Despite the January grounding of the Dreamliner by the Federal Aviation Administration, investors drove up shares of the aircraft maker to territory it had not seen since 2008.
Boeing stock is up about 14% this year.
The upswing has been fueled by confidence that the Dreamliner will soon be cleared to resume passenger flights, a move that would allow Boeing to deliver 787s to carriers worldwide.
The FAA ordered the Dreamliner grounded amid concerns that the luxury plane’s batteries could catch fire. But as Boeing appeared to find a solution to the problem, investors poured money into the company’s stock.
Boeing traded as low as $72.68 a share on Jan. 17, one day after the Dreamliners were grounded. Little more than two months later, the stock reached a multi-year high of $86.84, a 19% gain from its January low.

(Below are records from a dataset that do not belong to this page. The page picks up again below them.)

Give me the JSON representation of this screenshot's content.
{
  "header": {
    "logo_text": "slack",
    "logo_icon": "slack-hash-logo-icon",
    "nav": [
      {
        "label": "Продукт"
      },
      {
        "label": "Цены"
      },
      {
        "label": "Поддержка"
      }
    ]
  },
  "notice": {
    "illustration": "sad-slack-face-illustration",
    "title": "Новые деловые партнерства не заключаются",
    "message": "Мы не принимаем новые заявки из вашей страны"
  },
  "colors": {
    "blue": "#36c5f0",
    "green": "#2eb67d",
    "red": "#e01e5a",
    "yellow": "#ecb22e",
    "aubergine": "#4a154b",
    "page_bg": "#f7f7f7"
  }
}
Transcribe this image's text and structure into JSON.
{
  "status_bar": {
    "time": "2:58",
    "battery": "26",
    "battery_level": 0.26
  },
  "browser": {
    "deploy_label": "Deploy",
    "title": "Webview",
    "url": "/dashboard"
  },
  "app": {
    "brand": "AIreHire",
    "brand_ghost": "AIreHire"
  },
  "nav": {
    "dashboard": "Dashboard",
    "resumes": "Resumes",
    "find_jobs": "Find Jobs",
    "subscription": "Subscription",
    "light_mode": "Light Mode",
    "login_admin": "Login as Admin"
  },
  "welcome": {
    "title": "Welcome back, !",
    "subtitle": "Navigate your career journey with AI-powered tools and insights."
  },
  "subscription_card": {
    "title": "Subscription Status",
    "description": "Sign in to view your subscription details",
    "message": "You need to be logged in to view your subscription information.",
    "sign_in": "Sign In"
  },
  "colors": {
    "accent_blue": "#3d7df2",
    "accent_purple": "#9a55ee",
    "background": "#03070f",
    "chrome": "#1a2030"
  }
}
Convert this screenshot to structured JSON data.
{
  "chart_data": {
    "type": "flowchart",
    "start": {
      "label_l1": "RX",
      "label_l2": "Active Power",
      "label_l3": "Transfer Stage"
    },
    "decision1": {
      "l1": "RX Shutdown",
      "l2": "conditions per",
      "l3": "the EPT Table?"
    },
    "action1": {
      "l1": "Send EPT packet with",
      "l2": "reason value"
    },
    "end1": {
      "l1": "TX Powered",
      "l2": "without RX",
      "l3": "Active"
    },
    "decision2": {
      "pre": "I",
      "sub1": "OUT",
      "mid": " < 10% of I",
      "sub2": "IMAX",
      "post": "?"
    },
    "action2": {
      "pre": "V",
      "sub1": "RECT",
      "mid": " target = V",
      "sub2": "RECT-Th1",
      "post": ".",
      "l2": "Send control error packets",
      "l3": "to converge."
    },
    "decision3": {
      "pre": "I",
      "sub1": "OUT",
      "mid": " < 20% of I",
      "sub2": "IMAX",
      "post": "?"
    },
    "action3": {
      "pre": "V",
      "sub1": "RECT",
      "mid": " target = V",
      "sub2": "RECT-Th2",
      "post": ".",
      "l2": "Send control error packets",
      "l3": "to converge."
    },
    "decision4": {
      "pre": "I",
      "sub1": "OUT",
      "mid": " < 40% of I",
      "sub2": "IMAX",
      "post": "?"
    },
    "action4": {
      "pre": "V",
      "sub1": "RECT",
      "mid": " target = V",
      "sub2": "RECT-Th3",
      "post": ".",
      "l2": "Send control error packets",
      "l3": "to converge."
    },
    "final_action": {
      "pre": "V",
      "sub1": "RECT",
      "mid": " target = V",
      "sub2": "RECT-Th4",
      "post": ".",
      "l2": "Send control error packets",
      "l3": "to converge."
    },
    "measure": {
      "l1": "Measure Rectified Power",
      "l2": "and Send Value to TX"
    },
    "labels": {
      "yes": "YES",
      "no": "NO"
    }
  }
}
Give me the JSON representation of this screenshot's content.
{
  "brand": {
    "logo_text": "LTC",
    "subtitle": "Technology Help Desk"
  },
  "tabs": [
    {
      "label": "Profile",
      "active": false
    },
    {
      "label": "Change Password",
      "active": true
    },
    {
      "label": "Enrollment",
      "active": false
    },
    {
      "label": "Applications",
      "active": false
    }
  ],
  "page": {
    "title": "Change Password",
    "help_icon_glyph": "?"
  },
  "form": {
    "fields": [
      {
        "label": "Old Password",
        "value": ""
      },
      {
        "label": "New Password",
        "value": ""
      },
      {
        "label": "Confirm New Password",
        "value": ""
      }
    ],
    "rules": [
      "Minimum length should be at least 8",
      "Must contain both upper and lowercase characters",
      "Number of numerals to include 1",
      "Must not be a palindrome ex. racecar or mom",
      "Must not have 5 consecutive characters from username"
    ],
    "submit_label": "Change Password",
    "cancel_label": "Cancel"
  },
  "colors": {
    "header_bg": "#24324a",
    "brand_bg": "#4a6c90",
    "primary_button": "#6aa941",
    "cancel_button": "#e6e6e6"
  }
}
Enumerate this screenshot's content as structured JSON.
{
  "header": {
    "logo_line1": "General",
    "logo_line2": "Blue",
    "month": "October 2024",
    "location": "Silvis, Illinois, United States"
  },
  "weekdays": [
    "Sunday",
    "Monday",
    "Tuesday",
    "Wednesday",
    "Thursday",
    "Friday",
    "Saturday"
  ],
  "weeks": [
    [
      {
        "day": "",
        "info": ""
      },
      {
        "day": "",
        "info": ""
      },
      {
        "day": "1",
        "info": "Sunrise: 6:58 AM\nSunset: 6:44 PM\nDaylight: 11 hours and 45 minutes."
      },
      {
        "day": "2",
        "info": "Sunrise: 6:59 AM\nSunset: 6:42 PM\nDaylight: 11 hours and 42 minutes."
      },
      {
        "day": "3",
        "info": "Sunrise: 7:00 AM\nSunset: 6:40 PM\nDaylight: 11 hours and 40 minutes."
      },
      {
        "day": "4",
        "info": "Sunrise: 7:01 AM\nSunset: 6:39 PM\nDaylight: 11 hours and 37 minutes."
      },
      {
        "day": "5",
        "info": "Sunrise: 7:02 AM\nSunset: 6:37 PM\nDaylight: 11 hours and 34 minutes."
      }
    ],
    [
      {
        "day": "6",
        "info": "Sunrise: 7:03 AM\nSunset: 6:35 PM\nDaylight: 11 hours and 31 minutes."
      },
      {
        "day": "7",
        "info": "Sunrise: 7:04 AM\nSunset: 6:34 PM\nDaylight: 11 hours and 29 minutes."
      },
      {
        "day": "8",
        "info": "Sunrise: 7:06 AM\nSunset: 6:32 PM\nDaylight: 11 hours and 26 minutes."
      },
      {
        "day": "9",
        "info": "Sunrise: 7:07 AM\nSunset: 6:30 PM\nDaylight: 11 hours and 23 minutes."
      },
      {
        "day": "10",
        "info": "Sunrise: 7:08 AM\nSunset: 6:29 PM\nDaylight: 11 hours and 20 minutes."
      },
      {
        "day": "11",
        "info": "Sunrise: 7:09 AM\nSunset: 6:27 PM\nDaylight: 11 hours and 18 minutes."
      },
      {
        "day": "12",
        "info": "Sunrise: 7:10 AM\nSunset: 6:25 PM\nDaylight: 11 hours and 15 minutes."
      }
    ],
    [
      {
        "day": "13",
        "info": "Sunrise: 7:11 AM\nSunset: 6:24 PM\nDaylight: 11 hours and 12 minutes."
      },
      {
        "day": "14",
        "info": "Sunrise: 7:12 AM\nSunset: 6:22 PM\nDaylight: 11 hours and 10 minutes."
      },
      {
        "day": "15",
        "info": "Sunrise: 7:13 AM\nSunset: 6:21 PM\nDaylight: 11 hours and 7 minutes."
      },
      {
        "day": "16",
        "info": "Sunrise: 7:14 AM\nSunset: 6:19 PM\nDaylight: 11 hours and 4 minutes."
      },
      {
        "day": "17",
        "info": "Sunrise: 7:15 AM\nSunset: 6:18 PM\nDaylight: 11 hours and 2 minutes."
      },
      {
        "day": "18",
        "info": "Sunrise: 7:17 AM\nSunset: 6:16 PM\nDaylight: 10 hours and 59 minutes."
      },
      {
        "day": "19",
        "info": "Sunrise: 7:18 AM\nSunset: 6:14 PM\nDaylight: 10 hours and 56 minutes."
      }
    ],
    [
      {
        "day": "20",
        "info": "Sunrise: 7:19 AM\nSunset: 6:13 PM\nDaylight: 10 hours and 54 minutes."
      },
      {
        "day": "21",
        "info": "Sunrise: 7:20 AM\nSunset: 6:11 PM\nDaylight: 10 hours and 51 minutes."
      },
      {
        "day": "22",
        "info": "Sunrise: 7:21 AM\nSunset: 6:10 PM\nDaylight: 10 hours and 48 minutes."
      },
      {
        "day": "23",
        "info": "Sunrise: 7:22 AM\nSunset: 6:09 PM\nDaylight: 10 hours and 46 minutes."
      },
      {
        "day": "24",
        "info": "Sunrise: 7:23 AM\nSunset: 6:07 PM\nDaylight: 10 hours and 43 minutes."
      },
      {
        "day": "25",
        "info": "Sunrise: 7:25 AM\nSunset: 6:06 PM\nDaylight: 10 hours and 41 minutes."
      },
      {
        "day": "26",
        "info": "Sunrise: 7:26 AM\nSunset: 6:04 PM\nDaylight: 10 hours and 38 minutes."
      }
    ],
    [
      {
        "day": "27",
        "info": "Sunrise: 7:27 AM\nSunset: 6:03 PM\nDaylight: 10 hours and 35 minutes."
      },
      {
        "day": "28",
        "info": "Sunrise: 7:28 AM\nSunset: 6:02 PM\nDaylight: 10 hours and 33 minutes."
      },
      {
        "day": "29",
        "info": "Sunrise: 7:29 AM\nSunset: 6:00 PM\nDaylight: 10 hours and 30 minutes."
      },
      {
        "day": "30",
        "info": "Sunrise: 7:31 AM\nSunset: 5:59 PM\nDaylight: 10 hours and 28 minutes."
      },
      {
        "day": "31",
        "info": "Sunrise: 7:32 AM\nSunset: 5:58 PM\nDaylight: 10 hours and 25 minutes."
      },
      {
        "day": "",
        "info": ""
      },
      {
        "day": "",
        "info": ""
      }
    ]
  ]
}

Boeing has redesigned its lithium-ion batteries and hopes to win FAA approval to resume passenger flights within weeks.
Boeing CEO James McNerney said Thursday that testing of the 787 Dreamliner’s redesigned batteries will be completed within the next several days and that the plane will carry passengers “sooner rather than later,” USA Today reported.
McNerney told a U.S. Chamber of Commerce aviation summit in Washington that the battery problems that grounded the fleet of Dreamliners in mid-January have been “frustrating,” according to USA Today.
But, he said, the problems didn’t diminish the value of Boeing’s flagship jetliner, which is 20% more energy efficient than other commercial jets, has a long range and offers comfortable seating to passengers.
“We have a high degree of confidence in the technical solution we are testing right now,” McNerney said. “I think it will be sooner rather than later.”
Boeing has taken a total of 890 orders for the Dreamliner from airlines and aircraft leasing firms around the world. Depending on the version ordered, the price ranges from $206.8 million to $243.6 million per jet.
The Chicago-based company currently is making five Dreamliners a month, with plans to reach 10 per month late this year.
The company said in a recent financial statement that it expected “no significant financial impact” from the 787 grounding this year, even though it will not deliver any new 787s as long as the plane is grounded.
Boeing’s stock was down slightly Thursday morning, trading at about $86 a share.